Hugh Jackman’s P.T. Barnum Brings Hollywood Some Badly Needed “Humbug”

Associated Press

What Hollywood needs right now is some good, honest “humbug.” Not the flat-out larcenous kind, like a fake medium charging for messages from a dead uncle. But the wit, verve, and, yes, wink of deception that are the soul of show business, as P.T. Barnum, the master American showman, might have defined it.

Fortunately, Barnum and some of his lessons are coming to town, in an unusual movie set for release by 20th Century Fox on Christmas, with some likely pre-release hoopla at festivals or otherwise in the fall. Directed by Michael Gracey, an Australian mostly known for his work on television commercials, the film is titled The Greatest Showman. Like last year’s La La Land, it is an original movie musical—the very concept defies the contemporary laws of cinematic gravity—and it counts the Oscar-winning La La Land composers Benj Pasek and Justin Paul among its contributors.

Hugh Jackman plays Barnum, the 19th century trickster, impresario, and master of entertainment, both weird and wonderful. (The film credits include Oh So Small Productions, a British-based agency for short, dwarf and tall actors—so you can expect some delightful extremes.) More, Jackman, along with Laurence Mark, is a producer of The Greatest Showman, which, not incidentally, was conceived about eight years ago when Jackman was the host of an Oscar show produced by Mark and Bill Condon, who is among the new movie’s writers.

The Jackman-Condon-Mark Oscar ceremony was all about show business. Light on politics, heavy on song-and-dance, it relied on sequences contributed by movie insiders like Nora Ephron, Baz Luhrmann and Judd Apatow. In the middle of the fun, someone got the bright idea that Jackman, a showman to the core, should play Barnum, the brassiest entertainer of them all.

P.T. Barnum
P.T. Barnum REX/Shutterstock

Oddly, Phineas Taylor Barnum, born in 1810, had all but escaped the clutches of a movie business that owes him more than it sometimes likes to admit.
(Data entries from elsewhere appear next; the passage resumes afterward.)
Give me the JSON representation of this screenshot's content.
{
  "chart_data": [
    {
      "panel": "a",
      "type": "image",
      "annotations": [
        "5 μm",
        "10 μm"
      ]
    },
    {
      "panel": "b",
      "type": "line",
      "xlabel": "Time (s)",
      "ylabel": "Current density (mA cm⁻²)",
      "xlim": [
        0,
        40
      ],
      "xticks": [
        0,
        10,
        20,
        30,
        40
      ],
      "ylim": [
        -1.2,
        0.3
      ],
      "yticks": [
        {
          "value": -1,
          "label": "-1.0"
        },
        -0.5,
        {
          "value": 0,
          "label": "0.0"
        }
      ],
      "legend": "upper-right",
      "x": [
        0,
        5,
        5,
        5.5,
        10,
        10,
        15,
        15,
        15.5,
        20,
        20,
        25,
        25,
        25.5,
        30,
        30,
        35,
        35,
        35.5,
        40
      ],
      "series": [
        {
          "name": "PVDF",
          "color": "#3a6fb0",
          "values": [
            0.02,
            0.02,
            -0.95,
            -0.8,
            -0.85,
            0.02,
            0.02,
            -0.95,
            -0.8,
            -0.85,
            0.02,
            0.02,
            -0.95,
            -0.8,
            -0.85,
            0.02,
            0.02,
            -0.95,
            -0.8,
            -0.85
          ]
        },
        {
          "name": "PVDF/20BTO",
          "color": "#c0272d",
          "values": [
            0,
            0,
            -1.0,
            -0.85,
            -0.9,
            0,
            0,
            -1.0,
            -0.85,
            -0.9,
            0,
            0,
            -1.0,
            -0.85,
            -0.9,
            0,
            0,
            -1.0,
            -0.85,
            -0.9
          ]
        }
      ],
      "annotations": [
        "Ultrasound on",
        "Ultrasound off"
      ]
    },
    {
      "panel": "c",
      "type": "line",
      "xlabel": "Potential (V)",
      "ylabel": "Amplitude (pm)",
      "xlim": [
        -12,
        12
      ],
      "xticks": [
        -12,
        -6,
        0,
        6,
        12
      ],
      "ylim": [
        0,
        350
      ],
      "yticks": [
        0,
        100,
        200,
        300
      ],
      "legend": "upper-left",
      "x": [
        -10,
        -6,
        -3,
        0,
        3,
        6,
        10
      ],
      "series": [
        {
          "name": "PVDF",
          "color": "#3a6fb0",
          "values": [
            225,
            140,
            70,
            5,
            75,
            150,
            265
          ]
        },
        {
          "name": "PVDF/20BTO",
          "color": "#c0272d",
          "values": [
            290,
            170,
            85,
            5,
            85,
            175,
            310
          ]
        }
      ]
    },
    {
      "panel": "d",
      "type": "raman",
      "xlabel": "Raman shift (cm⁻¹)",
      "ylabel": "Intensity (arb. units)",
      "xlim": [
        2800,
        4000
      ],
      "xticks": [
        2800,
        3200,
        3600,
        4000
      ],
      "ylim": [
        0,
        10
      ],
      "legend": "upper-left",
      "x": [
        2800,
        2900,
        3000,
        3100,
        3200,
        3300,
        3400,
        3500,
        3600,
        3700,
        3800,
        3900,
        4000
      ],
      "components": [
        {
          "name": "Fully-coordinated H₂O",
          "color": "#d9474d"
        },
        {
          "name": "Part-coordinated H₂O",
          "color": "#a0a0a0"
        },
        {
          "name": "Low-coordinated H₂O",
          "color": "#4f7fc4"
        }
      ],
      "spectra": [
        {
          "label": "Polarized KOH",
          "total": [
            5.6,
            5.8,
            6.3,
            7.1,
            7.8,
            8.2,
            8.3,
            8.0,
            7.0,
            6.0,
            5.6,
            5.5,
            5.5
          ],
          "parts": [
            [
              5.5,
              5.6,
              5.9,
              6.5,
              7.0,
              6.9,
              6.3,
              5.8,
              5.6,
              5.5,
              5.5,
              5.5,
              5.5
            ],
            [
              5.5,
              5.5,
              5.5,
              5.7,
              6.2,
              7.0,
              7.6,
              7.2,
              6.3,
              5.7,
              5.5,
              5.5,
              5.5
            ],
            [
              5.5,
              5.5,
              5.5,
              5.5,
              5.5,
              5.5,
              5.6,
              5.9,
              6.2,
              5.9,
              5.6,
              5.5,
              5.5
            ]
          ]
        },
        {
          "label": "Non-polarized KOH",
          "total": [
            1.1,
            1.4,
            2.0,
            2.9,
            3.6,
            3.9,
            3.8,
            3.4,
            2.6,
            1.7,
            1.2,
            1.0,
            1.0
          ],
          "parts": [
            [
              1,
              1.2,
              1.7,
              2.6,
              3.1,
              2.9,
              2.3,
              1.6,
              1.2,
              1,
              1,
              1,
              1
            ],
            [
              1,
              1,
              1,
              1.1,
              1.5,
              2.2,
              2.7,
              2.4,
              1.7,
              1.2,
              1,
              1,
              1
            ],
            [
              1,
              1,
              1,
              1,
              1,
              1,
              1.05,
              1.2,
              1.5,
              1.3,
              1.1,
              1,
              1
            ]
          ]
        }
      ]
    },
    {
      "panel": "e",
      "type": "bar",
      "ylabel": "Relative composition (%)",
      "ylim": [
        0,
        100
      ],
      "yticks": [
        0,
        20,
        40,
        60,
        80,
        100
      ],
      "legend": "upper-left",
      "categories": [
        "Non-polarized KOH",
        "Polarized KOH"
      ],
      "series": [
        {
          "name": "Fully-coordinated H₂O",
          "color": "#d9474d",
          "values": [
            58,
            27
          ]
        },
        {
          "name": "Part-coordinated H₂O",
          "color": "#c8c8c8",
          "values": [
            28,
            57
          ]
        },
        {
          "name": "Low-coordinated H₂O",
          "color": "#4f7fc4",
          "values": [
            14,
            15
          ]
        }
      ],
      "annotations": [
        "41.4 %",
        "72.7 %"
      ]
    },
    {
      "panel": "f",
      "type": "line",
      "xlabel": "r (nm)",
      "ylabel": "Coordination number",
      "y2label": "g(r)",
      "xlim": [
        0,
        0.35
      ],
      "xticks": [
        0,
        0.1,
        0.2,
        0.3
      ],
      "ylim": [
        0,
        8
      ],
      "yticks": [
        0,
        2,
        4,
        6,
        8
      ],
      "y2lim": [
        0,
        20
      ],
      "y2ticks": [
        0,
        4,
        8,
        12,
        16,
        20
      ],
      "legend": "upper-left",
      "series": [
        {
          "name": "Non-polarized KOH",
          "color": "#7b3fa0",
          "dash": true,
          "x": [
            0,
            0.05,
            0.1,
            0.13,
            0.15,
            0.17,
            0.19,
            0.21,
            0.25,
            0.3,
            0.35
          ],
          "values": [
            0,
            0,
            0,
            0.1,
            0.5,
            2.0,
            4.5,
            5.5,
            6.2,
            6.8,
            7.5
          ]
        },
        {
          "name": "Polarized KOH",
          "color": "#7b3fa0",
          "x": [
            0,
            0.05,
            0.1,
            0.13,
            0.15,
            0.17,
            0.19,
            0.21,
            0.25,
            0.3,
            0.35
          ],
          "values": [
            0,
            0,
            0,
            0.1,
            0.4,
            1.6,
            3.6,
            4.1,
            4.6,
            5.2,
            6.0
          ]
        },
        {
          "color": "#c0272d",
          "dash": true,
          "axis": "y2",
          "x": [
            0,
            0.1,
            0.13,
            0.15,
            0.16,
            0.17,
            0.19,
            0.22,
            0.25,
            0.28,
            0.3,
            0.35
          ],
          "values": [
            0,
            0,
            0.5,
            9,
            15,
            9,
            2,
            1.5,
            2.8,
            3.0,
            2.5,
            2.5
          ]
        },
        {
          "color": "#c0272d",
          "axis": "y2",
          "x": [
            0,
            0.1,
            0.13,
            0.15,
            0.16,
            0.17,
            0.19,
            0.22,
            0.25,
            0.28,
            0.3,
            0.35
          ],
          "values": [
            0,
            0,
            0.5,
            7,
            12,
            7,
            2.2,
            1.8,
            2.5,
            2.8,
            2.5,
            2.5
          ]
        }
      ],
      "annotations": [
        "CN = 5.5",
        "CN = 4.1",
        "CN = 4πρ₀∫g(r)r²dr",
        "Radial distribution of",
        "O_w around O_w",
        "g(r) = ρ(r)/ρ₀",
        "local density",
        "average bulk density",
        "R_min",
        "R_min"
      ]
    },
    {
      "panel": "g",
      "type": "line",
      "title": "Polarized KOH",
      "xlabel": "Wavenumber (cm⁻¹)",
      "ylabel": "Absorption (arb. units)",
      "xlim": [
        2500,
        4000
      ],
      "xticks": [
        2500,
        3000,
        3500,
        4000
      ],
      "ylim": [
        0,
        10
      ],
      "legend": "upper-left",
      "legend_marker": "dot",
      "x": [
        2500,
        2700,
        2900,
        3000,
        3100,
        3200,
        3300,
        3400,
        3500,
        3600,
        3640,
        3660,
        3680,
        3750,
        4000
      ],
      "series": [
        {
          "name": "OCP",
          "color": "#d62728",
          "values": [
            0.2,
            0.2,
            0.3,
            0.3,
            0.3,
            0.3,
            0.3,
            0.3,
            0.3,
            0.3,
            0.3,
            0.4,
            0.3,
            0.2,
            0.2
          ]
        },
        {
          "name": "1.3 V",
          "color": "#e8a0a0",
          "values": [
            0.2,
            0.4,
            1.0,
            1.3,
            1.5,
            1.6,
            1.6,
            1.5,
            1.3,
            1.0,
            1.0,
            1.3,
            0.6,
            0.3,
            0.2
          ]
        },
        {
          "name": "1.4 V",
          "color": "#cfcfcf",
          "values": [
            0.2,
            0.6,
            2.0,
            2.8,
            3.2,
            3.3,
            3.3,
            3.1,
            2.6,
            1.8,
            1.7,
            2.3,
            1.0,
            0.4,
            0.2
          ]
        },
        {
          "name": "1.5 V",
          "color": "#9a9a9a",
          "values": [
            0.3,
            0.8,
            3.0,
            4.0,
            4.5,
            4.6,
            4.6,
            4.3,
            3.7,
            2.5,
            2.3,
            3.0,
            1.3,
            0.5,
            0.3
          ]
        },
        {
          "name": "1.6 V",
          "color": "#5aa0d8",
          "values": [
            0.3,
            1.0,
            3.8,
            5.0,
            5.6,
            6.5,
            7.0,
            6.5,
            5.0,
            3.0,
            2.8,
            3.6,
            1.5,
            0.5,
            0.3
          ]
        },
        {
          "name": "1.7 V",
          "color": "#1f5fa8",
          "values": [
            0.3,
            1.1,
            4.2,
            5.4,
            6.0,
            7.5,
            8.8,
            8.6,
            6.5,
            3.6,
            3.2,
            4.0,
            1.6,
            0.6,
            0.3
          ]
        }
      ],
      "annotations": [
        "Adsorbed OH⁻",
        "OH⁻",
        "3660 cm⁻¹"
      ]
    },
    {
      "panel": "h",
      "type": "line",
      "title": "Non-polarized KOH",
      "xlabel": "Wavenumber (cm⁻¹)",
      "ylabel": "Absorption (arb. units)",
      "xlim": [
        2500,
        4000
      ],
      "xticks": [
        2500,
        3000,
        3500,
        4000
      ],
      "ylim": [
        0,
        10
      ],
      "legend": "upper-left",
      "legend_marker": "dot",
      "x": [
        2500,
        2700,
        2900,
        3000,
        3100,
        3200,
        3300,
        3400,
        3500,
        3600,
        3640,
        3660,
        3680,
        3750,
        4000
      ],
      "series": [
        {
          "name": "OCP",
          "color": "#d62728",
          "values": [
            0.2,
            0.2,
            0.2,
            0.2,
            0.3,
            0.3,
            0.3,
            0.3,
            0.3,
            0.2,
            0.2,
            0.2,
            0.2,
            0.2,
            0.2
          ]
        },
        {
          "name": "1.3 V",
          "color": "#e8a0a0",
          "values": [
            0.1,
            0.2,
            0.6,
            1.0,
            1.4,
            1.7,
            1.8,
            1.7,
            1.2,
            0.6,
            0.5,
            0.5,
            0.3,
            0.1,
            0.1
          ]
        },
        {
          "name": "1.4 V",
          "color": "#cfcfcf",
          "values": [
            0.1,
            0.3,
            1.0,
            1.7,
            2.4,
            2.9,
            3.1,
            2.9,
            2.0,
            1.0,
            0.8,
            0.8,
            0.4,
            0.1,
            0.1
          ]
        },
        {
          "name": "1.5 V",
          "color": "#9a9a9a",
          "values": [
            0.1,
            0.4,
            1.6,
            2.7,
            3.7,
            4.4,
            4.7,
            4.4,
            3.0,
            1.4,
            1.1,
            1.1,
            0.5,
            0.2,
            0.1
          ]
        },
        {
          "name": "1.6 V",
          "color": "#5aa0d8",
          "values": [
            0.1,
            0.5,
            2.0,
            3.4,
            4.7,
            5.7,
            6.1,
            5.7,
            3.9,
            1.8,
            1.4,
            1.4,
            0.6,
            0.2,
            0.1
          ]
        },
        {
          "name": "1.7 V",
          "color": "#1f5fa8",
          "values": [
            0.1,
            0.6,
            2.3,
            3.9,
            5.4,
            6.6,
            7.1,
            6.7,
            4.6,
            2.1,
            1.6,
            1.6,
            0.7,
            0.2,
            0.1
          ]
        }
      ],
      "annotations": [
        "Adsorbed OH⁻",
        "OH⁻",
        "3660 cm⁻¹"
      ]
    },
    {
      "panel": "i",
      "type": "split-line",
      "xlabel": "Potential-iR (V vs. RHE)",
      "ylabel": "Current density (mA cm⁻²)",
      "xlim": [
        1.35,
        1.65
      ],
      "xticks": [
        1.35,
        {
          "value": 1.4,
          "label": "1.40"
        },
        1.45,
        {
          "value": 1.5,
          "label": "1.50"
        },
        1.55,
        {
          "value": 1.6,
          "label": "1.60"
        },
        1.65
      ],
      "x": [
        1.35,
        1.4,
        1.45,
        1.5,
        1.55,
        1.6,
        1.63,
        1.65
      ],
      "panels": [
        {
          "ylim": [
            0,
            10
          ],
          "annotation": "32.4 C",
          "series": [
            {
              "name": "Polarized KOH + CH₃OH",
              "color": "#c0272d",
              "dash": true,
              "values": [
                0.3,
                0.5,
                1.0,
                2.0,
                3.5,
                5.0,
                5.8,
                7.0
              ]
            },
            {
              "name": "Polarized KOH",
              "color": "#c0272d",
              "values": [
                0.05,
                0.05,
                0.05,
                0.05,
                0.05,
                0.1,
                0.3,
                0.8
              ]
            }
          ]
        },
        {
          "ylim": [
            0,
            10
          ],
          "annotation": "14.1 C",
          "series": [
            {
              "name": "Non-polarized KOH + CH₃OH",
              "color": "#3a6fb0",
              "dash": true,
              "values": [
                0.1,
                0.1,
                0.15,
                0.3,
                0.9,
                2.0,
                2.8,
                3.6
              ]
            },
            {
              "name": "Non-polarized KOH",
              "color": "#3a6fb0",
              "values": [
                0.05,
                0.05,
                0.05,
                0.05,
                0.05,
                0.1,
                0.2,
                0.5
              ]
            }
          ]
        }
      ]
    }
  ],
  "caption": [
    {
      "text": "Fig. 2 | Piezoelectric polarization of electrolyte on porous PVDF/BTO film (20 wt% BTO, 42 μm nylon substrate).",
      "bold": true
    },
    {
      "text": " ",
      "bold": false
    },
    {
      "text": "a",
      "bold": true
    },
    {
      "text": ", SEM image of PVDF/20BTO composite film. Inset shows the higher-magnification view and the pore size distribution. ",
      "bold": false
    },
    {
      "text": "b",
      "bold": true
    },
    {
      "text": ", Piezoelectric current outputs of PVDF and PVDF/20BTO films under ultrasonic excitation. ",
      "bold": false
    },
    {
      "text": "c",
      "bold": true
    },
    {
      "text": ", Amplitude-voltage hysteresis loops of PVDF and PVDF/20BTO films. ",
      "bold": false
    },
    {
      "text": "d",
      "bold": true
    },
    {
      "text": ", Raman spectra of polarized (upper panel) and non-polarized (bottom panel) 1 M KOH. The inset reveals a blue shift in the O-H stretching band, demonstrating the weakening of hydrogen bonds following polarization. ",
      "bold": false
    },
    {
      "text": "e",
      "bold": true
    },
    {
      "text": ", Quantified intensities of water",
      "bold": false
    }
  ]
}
After all, it was Barnum who refined the art of “humbug”—we’d call it “hype”—drawing a distinction between outright fraud, which he loathed, and a kind of entertaining deceit in which the paying audience was cheerfully complicit. His more outrageous attractions, including the supposedly 161-year-old woman who had been George Washington’s nursemaid and a “Feejee Mermaid” apparently crafted from a fish and a monkey, relied on what film students now describe as the willing suspension of disbelief. “He understood that American audiences did not mind cries of trickery; in fact they delighted in debate,” Neil Harris wrote in his 1973 book Humbug: The Art Of P. T. Barnum.
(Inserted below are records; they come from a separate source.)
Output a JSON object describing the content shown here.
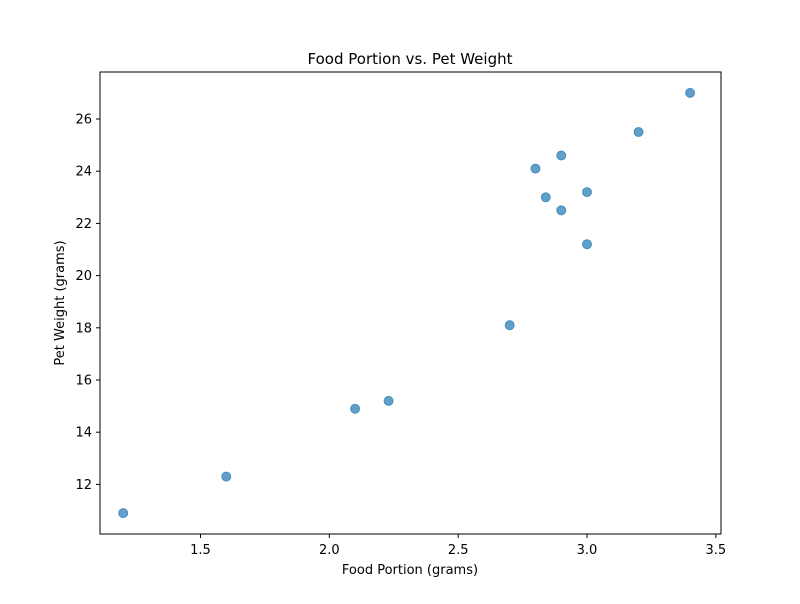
{
  "chart_data": {
    "type": "scatter",
    "title": "Food Portion vs. Pet Weight",
    "xlabel": "Food Portion (grams)",
    "ylabel": "Pet Weight (grams)",
    "xlim": [
      1.11,
      3.52
    ],
    "ylim": [
      10.1,
      27.8
    ],
    "xticks": [
      1.5,
      2.0,
      2.5,
      3.0,
      3.5
    ],
    "xtick_labels": [
      "1.5",
      "2.0",
      "2.5",
      "3.0",
      "3.5"
    ],
    "yticks": [
      12,
      14,
      16,
      18,
      20,
      22,
      24,
      26
    ],
    "ytick_labels": [
      "12",
      "14",
      "16",
      "18",
      "20",
      "22",
      "24",
      "26"
    ],
    "grid": false,
    "marker_color": "#1f77b4",
    "marker_alpha": 0.7,
    "points": [
      {
        "x": 1.2,
        "y": 10.9
      },
      {
        "x": 1.6,
        "y": 12.3
      },
      {
        "x": 2.1,
        "y": 14.9
      },
      {
        "x": 2.23,
        "y": 15.2
      },
      {
        "x": 2.7,
        "y": 18.1
      },
      {
        "x": 2.8,
        "y": 24.1
      },
      {
        "x": 2.84,
        "y": 23.0
      },
      {
        "x": 2.9,
        "y": 24.6
      },
      {
        "x": 2.9,
        "y": 22.5
      },
      {
        "x": 3.0,
        "y": 23.2
      },
      {
        "x": 3.0,
        "y": 21.2
      },
      {
        "x": 3.2,
        "y": 25.5
      },
      {
        "x": 3.4,
        "y": 27.0
      }
    ]
  }
}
“Amusement and deceit could co-exist; people would come to see something they suspected might be an exaggeration or even a masquerade,” continued Harris, in what might have passed for a description of the modern film audience and its relationship with ever more elaborate stunts and effects. Yet the movies pretty much looked away from Barnum after Wallace Beery played him in a drama called The Mighty Barnum in 1934. John Huston, who was supposed to write the film, had become fascinated with what he came to see as Barnum’s unplumbed depths. In his autobiography, An Open Book, Huston said he found in Barnum’s “wild energy, boundless vulgarity and casual assumption that he was the shrewdest man alive, an exemplification of the nineteenth-century American dream of conquest and Manifest Destiny.” That was enough to panic the producer Darryl Zanuck, who went with another writer and a less earnest approach. The resulting film, wrote Variety in its review, “possesses all the elements, except an occasional lack of speed.” (It was all of 87 minutes long.)
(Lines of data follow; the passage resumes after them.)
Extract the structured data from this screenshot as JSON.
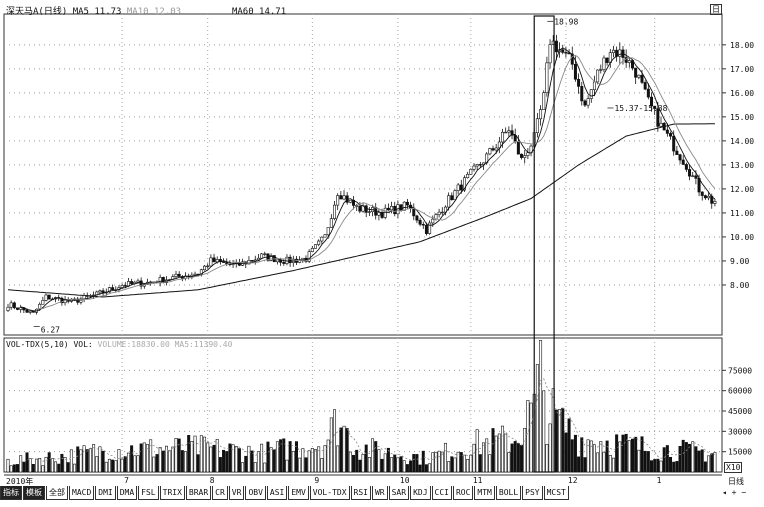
{
  "price_legend": {
    "stock_name": "深天马A(日线)",
    "ma5_label": "MA5",
    "ma5_value": "11.73",
    "ma10_label": "MA10",
    "ma10_value": "12.03",
    "ma60_label": "MA60",
    "ma60_value": "14.71"
  },
  "volume_legend": {
    "title": "VOL-TDX(5,10)",
    "vol_label": "VOL:",
    "vol_value": "VOLUME:18830.00 MA5:11390.40"
  },
  "corner_badge": "日",
  "period_label": "日线",
  "x10_label": "X10",
  "year_label": "2010年",
  "tabs": [
    "指标",
    "模板",
    "全部",
    "MACD",
    "DMI",
    "DMA",
    "FSL",
    "TRIX",
    "BRAR",
    "CR",
    "VR",
    "OBV",
    "ASI",
    "EMV",
    "VOL-TDX",
    "RSI",
    "WR",
    "SAR",
    "KDJ",
    "CCI",
    "ROC",
    "MTM",
    "BOLL",
    "PSY",
    "MCST"
  ],
  "chart_data": [
    {
      "type": "candlestick",
      "title": "深天马A(日线)",
      "yticks": [
        "8.00",
        "9.00",
        "10.00",
        "11.00",
        "12.00",
        "13.00",
        "14.00",
        "15.00",
        "16.00",
        "17.00",
        "18.00"
      ],
      "ylim": [
        6.0,
        19.2
      ],
      "annotations": [
        {
          "text": "18.98",
          "value": 18.98
        },
        {
          "text": "15.37-15.38",
          "value": 15.37
        },
        {
          "text": "6.27",
          "value": 6.27
        }
      ],
      "month_labels": [
        "7",
        "8",
        "9",
        "10",
        "11",
        "12",
        "1"
      ],
      "anchors": [
        [
          0,
          7.2
        ],
        [
          8,
          6.8
        ],
        [
          12,
          7.5
        ],
        [
          20,
          7.3
        ],
        [
          28,
          7.6
        ],
        [
          36,
          8.0
        ],
        [
          44,
          8.1
        ],
        [
          52,
          8.3
        ],
        [
          60,
          8.5
        ],
        [
          64,
          9.0
        ],
        [
          72,
          8.8
        ],
        [
          80,
          9.2
        ],
        [
          88,
          9.0
        ],
        [
          94,
          9.1
        ],
        [
          100,
          10.0
        ],
        [
          104,
          11.9
        ],
        [
          110,
          11.2
        ],
        [
          118,
          11.0
        ],
        [
          126,
          11.3
        ],
        [
          132,
          10.3
        ],
        [
          138,
          11.4
        ],
        [
          146,
          12.6
        ],
        [
          152,
          13.5
        ],
        [
          158,
          14.5
        ],
        [
          162,
          13.2
        ],
        [
          166,
          14.1
        ],
        [
          169,
          15.8
        ],
        [
          171,
          18.2
        ],
        [
          174,
          17.8
        ],
        [
          178,
          17.2
        ],
        [
          182,
          15.4
        ],
        [
          186,
          16.8
        ],
        [
          190,
          17.8
        ],
        [
          194,
          17.6
        ],
        [
          198,
          16.9
        ],
        [
          202,
          15.6
        ],
        [
          206,
          14.6
        ],
        [
          210,
          13.8
        ],
        [
          214,
          13.0
        ],
        [
          218,
          12.0
        ],
        [
          222,
          11.5
        ]
      ],
      "ma60": [
        [
          0,
          7.8
        ],
        [
          30,
          7.5
        ],
        [
          60,
          7.8
        ],
        [
          90,
          8.6
        ],
        [
          110,
          9.2
        ],
        [
          130,
          9.8
        ],
        [
          150,
          10.8
        ],
        [
          165,
          11.6
        ],
        [
          180,
          13.0
        ],
        [
          195,
          14.2
        ],
        [
          210,
          14.7
        ],
        [
          222,
          14.71
        ]
      ],
      "highlight_box": {
        "low": 10.9,
        "high": 19.2
      }
    },
    {
      "type": "bar",
      "title": "VOL-TDX(5,10)",
      "yticks": [
        "15000",
        "30000",
        "45000",
        "60000",
        "75000"
      ],
      "ylim": [
        0,
        90000
      ],
      "anchors": [
        [
          0,
          8000
        ],
        [
          20,
          12000
        ],
        [
          30,
          16000
        ],
        [
          60,
          18000
        ],
        [
          80,
          14000
        ],
        [
          100,
          22000
        ],
        [
          104,
          38000
        ],
        [
          110,
          18000
        ],
        [
          132,
          10000
        ],
        [
          146,
          20000
        ],
        [
          160,
          24000
        ],
        [
          166,
          48000
        ],
        [
          168,
          70000
        ],
        [
          170,
          45000
        ],
        [
          180,
          24000
        ],
        [
          190,
          22000
        ],
        [
          200,
          18000
        ],
        [
          210,
          16000
        ],
        [
          222,
          14000
        ]
      ]
    }
  ]
}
But The Greatest Showman now promises to arrive at a time when the movie business needs a dose of P.T. Barnum. Bored with its own summer sequels, Hollywood has to make do with tub-thumping the success of Wonder Woman—which appears to have posted the 43d-biggest opening of all time, without the annoying demotion of an inflation-adjustment, according to

Warner Bros

Tech giants, meanwhile, have appropriated all the best hype. Robots will replace people in 45 years! Jeff Bezos will live forever!! Elon Musk will send the rich on tour buses to Mars!!! Competing movie promotions, by contrast, have about as much energy as those wrap-around posters on trash cans at the beach. (Is it any wonder millions forgot to watch Pirates Of The Caribbean 5?)

Even The Mighty Barnum had enough spirit to circulate seemingly magical blank posters that, when rubbed with a pencil, revealed oddities that “Barnum found to amaze all the world!” One oddity appears to have been a tattooed lady, perhaps not as amazing now as then. But we can hope that Jackman and company will soon bring some humbug back to a business that needs it.